Locking the door, I hurry from the car toward the gate. I wish I had my cell phone. Calling Mom, hearing her voice while I cross from the carport to the apartment would make me feel much safer.
Once inside the pool area I run toward the apartment complex and mount the stairs, holding onto the rickety handrail.
I sprint to #148 and, hand shaking, jab the key at the lock. On the second try the key slips in, but won’t turn. The carport gate opens and clangs shut. Someone’s entered the pool area. Still twisting the key, I pound on the door until it swings open, pulling me forward.
“Carlie? What on earth?”
“Key—got stuck.” I focus on removing the key, so I don’t have to look at Mom. I feel like all the blood has drained into my feet and my face must be the color of paste.
“You’re later than you said. I was getting worried.”
“Sorry.” I suck in oxygen before facing Mom. “I gave someone a ride home.”
“A ride? Carlie—" She’s on alert, code red. I’ve broken a major rule.
“It was a friend from the cast, Othello . . . I mean Juan Pacheco who plays Othello.”

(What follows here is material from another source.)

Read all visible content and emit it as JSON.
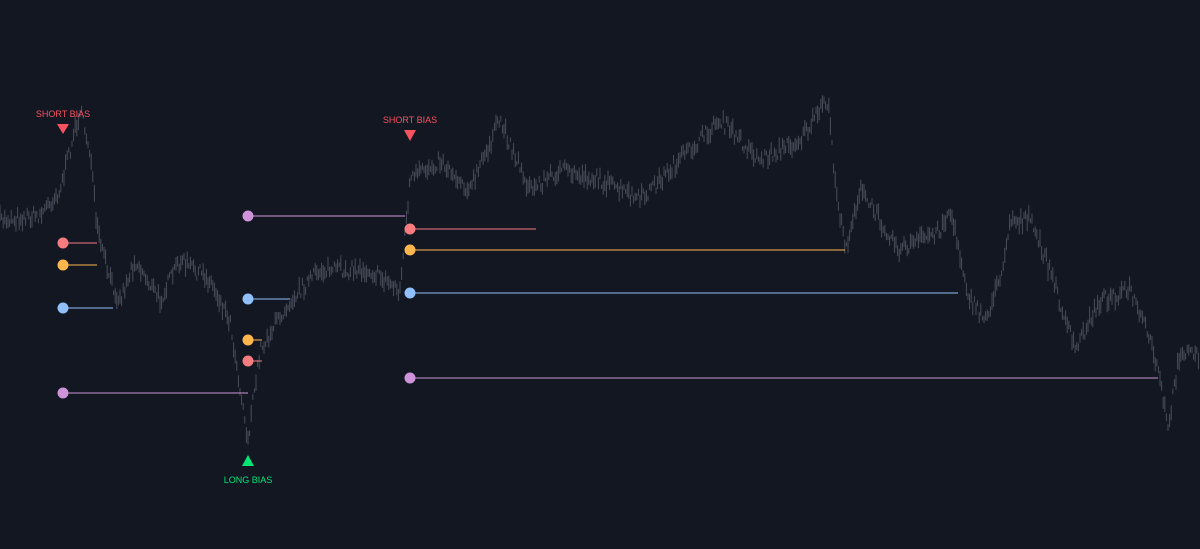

“Oh.” She takes a deep breath. Her exhale is a loud sigh. “I don’t—never mind. I’m glad you’re homr safe.” She locks the deadbolt on the door. “Nicolas Benz called twice. He said he’d call again about ten.” Mom tilts her head questioningly. “Date?”
“Maybe.” I can’t think about a date while every nerve in my body is still short-circuiting. I need to be alone in a quiet place, somewhere I can concentrate on something besides the scary track team members out to get any Edmund they catch alone. Unfortunately, that quiet place is the room next to the loud smoker and her husband, Gerald. “I have to get some homework done,” I tell Mom.